Il se tourna vers Lars, profondément endormi. Sa respiration lente et paisible ferait à merveille oublier son caractère de cochon. Il remarqua alors sur ses joues de petites fossettes qui n'étaient pas là avant. Sans trop savoir pourquoi, toute son attention se focalisa sur elles. Peut-être qu'elles le rendaient encore plus mignon et craquant ? Il n'allait pas se le cacher, évidemment que cet humain étrange était à son goût. Même ses vêtements pour le moins... atypiques lui conféraient une certaine classe, voire même un style princier, un peu comme Sterel du Sagittaire. L'espace d'un instant, il l'imagina avec son manteau bleu charon, la taille agréablement accentuée par sa coupe cintrée. Ça lui irait à ravir...

Au fond, Leïv n'avait pas envie qu'il parte. Pas parce qu'il s'était attaché à lui, non, c'était bien trop tôt pour envisager une telle chose, mais parce que pour la première fois depuis très longtemps, il pouvait regarder un tout nouveau visage, une toute nouvelle personne. Oh, il adorait sa famille et ses serviteurs, là n'était pas la question. Même après 500 ans, il s'efforçait encore d'essayer d'oublier qu'au-delà des royaumes célestes vivaient d'autres personnes, une multitude d'amis et d'amants potentiels, et combien ça lui manquait de faire ce genre de rencontres.
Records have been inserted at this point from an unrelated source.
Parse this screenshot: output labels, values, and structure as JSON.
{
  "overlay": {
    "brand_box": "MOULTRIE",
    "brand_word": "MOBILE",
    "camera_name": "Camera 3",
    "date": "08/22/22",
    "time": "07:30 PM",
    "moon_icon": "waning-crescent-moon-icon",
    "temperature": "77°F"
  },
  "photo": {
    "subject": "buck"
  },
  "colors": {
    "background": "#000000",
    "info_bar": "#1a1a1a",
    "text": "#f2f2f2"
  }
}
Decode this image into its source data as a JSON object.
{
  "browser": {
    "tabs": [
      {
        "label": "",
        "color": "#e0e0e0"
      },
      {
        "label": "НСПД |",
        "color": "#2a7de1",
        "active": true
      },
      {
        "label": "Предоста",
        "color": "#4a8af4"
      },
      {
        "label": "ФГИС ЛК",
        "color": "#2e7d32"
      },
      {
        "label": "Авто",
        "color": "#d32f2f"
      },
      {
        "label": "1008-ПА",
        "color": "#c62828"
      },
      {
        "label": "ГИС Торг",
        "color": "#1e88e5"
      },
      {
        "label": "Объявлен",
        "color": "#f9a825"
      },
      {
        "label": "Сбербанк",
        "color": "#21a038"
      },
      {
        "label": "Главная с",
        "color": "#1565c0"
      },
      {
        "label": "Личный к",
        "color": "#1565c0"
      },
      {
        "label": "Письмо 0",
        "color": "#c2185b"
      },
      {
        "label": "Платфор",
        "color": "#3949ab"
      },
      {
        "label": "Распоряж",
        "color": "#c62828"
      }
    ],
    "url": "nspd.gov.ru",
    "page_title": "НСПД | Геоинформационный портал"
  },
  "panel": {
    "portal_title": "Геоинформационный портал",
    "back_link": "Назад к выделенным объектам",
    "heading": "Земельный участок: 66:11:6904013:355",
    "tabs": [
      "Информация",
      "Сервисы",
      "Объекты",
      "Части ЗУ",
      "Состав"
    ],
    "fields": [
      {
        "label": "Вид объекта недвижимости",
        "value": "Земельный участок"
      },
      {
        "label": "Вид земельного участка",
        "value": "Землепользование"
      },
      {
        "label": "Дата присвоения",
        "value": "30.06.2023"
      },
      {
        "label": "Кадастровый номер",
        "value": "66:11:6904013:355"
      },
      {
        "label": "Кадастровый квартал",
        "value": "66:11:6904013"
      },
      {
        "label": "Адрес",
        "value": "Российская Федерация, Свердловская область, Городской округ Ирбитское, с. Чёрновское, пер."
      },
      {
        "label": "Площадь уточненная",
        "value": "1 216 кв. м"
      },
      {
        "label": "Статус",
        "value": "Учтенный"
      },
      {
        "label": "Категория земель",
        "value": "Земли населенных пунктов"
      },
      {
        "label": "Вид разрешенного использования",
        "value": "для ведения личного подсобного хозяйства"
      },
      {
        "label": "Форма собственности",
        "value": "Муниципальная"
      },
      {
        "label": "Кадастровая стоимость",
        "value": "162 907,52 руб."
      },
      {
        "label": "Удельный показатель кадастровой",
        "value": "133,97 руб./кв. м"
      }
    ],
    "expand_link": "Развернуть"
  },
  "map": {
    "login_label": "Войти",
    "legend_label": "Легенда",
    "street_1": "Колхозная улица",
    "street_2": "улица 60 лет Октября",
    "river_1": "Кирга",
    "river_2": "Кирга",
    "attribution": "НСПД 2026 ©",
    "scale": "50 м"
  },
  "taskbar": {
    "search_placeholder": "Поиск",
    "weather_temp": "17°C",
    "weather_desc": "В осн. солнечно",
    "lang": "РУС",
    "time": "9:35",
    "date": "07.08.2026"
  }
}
Ce Lars représentait une bombe de nouveautés à lui seul. Mais il n'était pas normal. Il possédait des pouvoirs, et affirmait venir d'un autre monde. Ce ne pouvait pas être la Terre, Leïv en était certain. Dans ce cas, serait-ce un monde inaccessible depuis les constellations ? Cela expliquerait certaines choses... Ceci dit, pourquoi cet homme n'obéissait pas non plus aux lois de l'Univers ? Quelque chose clochait.

Pourquoi n'allait-il pas en parler aux siens ? Si le magicien était tombé sur n'importe lequel de ses frères et sœurs, il ou elle n'aurait pas hésité une seule seconde à agir avec logique. Le prétexte qu'il avait invoqué quelques heures plus tôt ? Même lui n'y croyait pas totalement. Peut-être qu'il était tout simplement égoïste, qu'il voulait le garder pour lui seul. Ce ne serait pas si étonnant que ça, il fallait l'avouer.

— Ah, pourquoi je me prends la tête comme ça ? Ce n'est pas bon pour moi ! Je ferais mieux de revenir à ce bon vieil instant présent.

Aussitôt dit, aussitôt fait. Il s'en retourna à son observation, sans rien dire ni penser, pendant les heures qui suivirent. Parfois, il s'en allait vagabonder dans le village et converser avec les rares habitants, mais il revenait toujours vers son inconnu. Quand Lars s'éveilla enfin, le soleil arrivait à son crépuscule. Ses yeux s'ouvrirent dans une grande lenteur, et dès que sa vision devint parfaitement claire, la première chose qu'il vit fut le regard du divin rivé sur lui.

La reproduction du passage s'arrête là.